Despite these results, some studies have not found an association between hypocalcemia and preeclampsia. Darkwa et al. (11) reported that serum Ca levels did not differ in preeclamptic patients compared to non-preeclamptic patients. Wadhwani et al. (12) studied maternal serum Ca levels from early pregnancy until delivery and cord levels in women with preeclampsia and compared them to normotensive patients. They observed that Ca levels were similar between the groups at all time points (12).
Studies have been published showing that renal Ca extraction decreases with the development of preeclampsia. Sanchez-Ramos et al. (4) observed that preeclamptic patients had less excretion of total calcium than normotensives and gestational hypertension patients. Sirohiwai et al. (13) reported that urinary Ca excretion was remarkably lower in preeclamptic patients than in normotensives and stated that a drop in 24-hour urinary Ca and a rise in protein are risk factors for preeclampsia. Seely et al. (10) measured preeclamptic and normotensive women’s urinary Ca levels in the third- trimester and confirmed that preeclamptic patients have relative hypocalciuria. A meta-analysis reported that urinary Ca excretion was lower in women with preeclampsia than in normotensive pregnancies. However, as the severity of pregnancy-related hypertensive disorders increases, urinary Ca excretion decreases; however, this same decrease is not observed in non-pregnancy-related hypertension (14). Rodriguez et al. (15) examined the Ca/cr ratio in spot urine from normal pregnant women. Subsequently, preeclampsia developed in an average of 80% of the patients with low Ca/cr values. Therefore, their study remarked that the Ca/Cr ratio could be a helpful screening test in predicting preeclampsia (15). Also, Vahdat et al. (16) performed a prospective study to evaluate the predictive value of Ca/cr ratio in preeclamptic patients. In their study, the mean Ca/cr ratio was significantly lower in preeclamptic women and suggested that it may be used as a screening test (16).

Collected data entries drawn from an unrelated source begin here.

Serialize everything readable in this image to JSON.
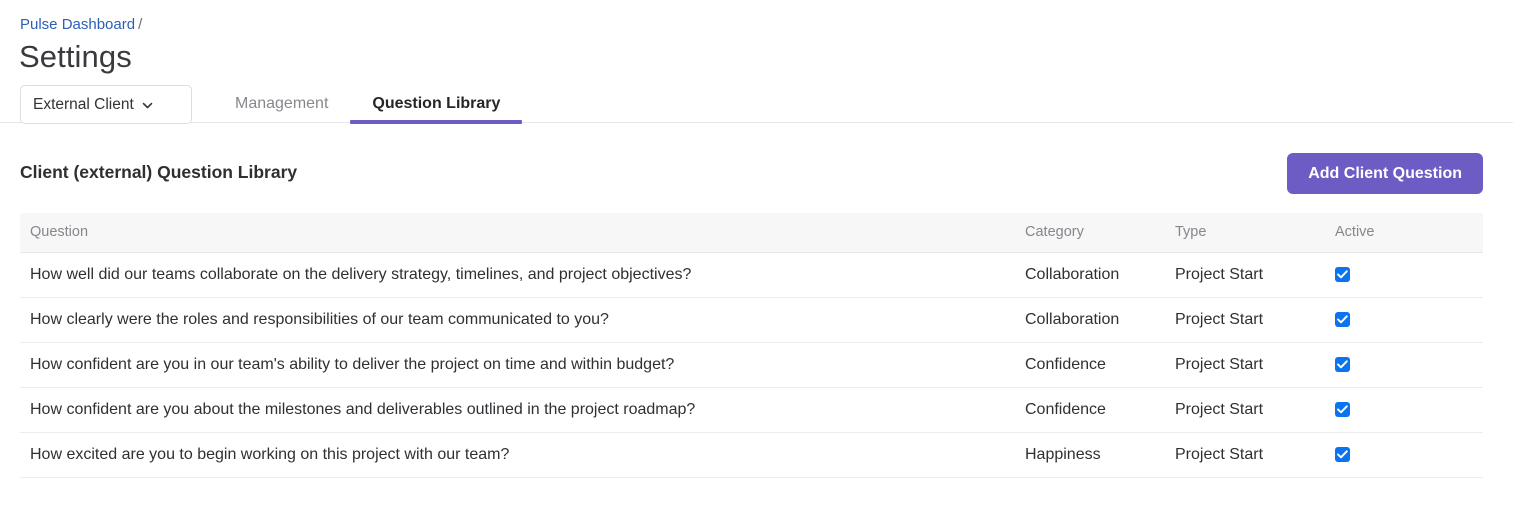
{
  "breadcrumb": {
    "parent": "Pulse Dashboard",
    "separator": "/"
  },
  "page_title": "Settings",
  "scope_select": {
    "value": "External Client",
    "icon": "chevron-down-icon"
  },
  "tabs": [
    {
      "label": "Management",
      "active": false
    },
    {
      "label": "Question Library",
      "active": true
    }
  ],
  "section": {
    "title": "Client (external) Question Library",
    "add_button_label": "Add Client Question"
  },
  "table": {
    "columns": [
      "Question",
      "Category",
      "Type",
      "Active"
    ],
    "rows": [
      {
        "question": "How well did our teams collaborate on the delivery strategy, timelines, and project objectives?",
        "category": "Collaboration",
        "type": "Project Start",
        "active": true
      },
      {
        "question": "How clearly were the roles and responsibilities of our team communicated to you?",
        "category": "Collaboration",
        "type": "Project Start",
        "active": true
      },
      {
        "question": "How confident are you in our team's ability to deliver the project on time and within budget?",
        "category": "Confidence",
        "type": "Project Start",
        "active": true
      },
      {
        "question": "How confident are you about the milestones and deliverables outlined in the project roadmap?",
        "category": "Confidence",
        "type": "Project Start",
        "active": true
      },
      {
        "question": "How excited are you to begin working on this project with our team?",
        "category": "Happiness",
        "type": "Project Start",
        "active": true
      }
    ]
  },
  "colors": {
    "accent_purple": "#6c5cc4",
    "link_blue": "#2b5fb8",
    "checkbox_blue": "#0a74f0",
    "header_bg": "#f7f7f8",
    "border": "#e7e7ea"
  }
}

However, Saudan et al. (17) found that hypocalciuria precedes the onset of preeclampsia in gestational hypertensive women, and Ca/cr was not sensitive enough to be proposed as a screening test for preeclampsia. Ibrahimi et al. (18) conducted a prospective case-control study to determine the predictive value of the Ca/cr ratio in the 24-h urine sample in predicting preeclampsia in pregnant women between 24-34 weeks. They found that the role of Ca/cr ratio in predicting preeclampsia was lower than that of proteinuria and uric acid (18). Also, Ingec et al. (19) reported that urinary Ca excretion was reduced in severe preeclamptic and eclamptic patients, but it cannot be used to identify or predict the severity of preeclampsia.
In our study, we also observed a decrease in urinary Ca, especially in group 2 patients; 72% had hypocalciuria. The mean urinary Ca/cr ratio was 0.032. There is seen statistically significant differences in the urinary Ca/cr ratio in 24-h urine specimens between the two groups (58.481;1; p<0.0001). Ca excretion was reduced significantly in group 2, but the urinary Ca/cr ratio did not diagnose severe preeclampsia on the ROC curve. Therefore, the cut-off point for urinary Ca/Cr was 0.35.
Conclusion
Low serum Ca levels and decreased urinary Ca excretion were detected in preeclamptic patients. The serum Ca levels and urinary Ca/cr ratios were more likely to diagnose preeclampsia in group 1.
However, we were not able to diagnose the eventual severity of preeclampsia in group 2 using this method. Further studies with more extensive sample sizes are required to confirm and validate the diagnostic value of serum Ca and urinary Ca/cr for preeclampsia.